All beautiful words that I wanted so desperately to believe but my manslator once again kicked in as;
I would love to gaze into them whilst you suck me off
, and
I bet you are a good fuck
. I shook my head at the thought all the while knowing that this was inevitable. I just knew that despite his best efforts, he could never really satisfy me.
If I had only one wish, it would be to not allow my fear for the future to be what causes me pain in this moment. The tears begin to well up as I stare at my reflection in the mirror and busy myself with nightly preparations, refusing to allow the depression to take over me once again. I have cried and suffered long enough.

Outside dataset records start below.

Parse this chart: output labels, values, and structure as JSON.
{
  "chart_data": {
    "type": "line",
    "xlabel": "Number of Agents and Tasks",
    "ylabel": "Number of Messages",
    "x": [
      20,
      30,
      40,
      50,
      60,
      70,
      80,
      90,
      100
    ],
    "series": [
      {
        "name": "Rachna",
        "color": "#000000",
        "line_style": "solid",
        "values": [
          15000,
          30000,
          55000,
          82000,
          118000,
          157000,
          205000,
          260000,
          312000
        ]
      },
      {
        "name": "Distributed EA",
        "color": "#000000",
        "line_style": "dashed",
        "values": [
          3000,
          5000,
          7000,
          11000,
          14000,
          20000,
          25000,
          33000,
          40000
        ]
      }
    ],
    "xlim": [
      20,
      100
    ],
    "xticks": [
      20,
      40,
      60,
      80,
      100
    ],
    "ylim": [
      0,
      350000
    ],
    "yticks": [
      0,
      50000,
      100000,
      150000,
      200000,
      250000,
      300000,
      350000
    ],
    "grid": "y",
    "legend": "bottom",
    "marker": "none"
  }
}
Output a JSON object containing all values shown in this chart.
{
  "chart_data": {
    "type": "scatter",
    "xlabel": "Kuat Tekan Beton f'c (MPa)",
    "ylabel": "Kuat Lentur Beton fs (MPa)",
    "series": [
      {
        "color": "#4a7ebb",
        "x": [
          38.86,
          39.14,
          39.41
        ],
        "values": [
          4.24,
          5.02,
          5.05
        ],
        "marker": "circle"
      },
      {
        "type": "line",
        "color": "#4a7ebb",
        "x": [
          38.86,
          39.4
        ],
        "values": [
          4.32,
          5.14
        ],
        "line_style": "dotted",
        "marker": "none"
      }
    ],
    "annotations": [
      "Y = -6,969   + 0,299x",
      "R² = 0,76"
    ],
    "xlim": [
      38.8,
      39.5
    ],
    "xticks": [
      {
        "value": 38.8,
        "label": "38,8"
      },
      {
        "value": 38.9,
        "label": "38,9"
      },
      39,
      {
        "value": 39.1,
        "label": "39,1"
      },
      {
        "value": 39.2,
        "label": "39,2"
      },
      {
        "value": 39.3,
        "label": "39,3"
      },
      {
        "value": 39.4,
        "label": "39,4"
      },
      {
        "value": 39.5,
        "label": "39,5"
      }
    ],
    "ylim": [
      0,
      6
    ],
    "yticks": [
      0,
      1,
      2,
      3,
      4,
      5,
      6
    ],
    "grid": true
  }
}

Even after my earlier bubble bath and scarfing down comfort food, I feel no better than I did when I came home from work. I remember slamming the door, throwing my bag down on the floor and kicking off my heels, trying to resist the urge to hurl them out of the window. I then slumped against the wall and slid down slowly as the sobbing began to overwhelm me. I sigh at the thought and my shoulders slump in defeat.
My silk bathrobe slides off my shoulders and I hang it on the door before I climb into the softness of my bed. I settle my body into the comfortable groove of the mattress and stare into the darkness as my nightdress moves against my hips and clings to my breasts and waist. I close my eyes, feeling the rising heat under my skin. I shudder and relax into the calming sensation, knowing that eventually this will help me sink into a deep sleep.
Turning on my side, I pull the covers up to my chin, ready for some much- needed rest.
I tune out the rumbling of cars and horns from the noisy city outside and the foul smell of petrol, and instead, I imagine the distant, soothing sounds of waves and buoys in the harbour and the heady scent of exotic flowers. Reaching over to the bedside light, I switch it off. The soft glow of my clock, now without its pre-programmed alarm, sends a soft, muted glow through the corner of the bedroom and I sigh in contentment. Then I open the audiobook app on my Ipad and programme my night time listening.
The familiar words of my audiobook wash over me and I relax deeper into the softness of my pillow. The soft cadence of the narrator's voice seems to keep more of my attention than the actual story but there are several words that stand out to me so clearly that I can almost see them in my mind. The words
Deep, Sleep, Listen
and
Voice
. My body goes limp and a tingle runs up and down my body. The stress of the day and the physical aches disappearing each time those words are said. My eyes flutter closed and it feels like I am floating upwards towards the ceiling.
I imagine myself alone on a beach with white sand around me and the cool water of the sea occasionally touching my feet as the waves move onto and away from the shore gently. I can hear the gentle breeze and the trickle of water from the rock pools, and I feel the warm heat as I doze in the mid-afternoon sun. There are no other noises anywhere and I feel completely at peace. I find that I am also naked in the soft sand and not caring if anyone sees my extra body fat or my stretch marks. Only my long neck, the deep brown hair fanned out around my head, my tiny waist and rounded hips. My skin is tanned and shiny with sweat and I find myself quite unashamed of my nakedness.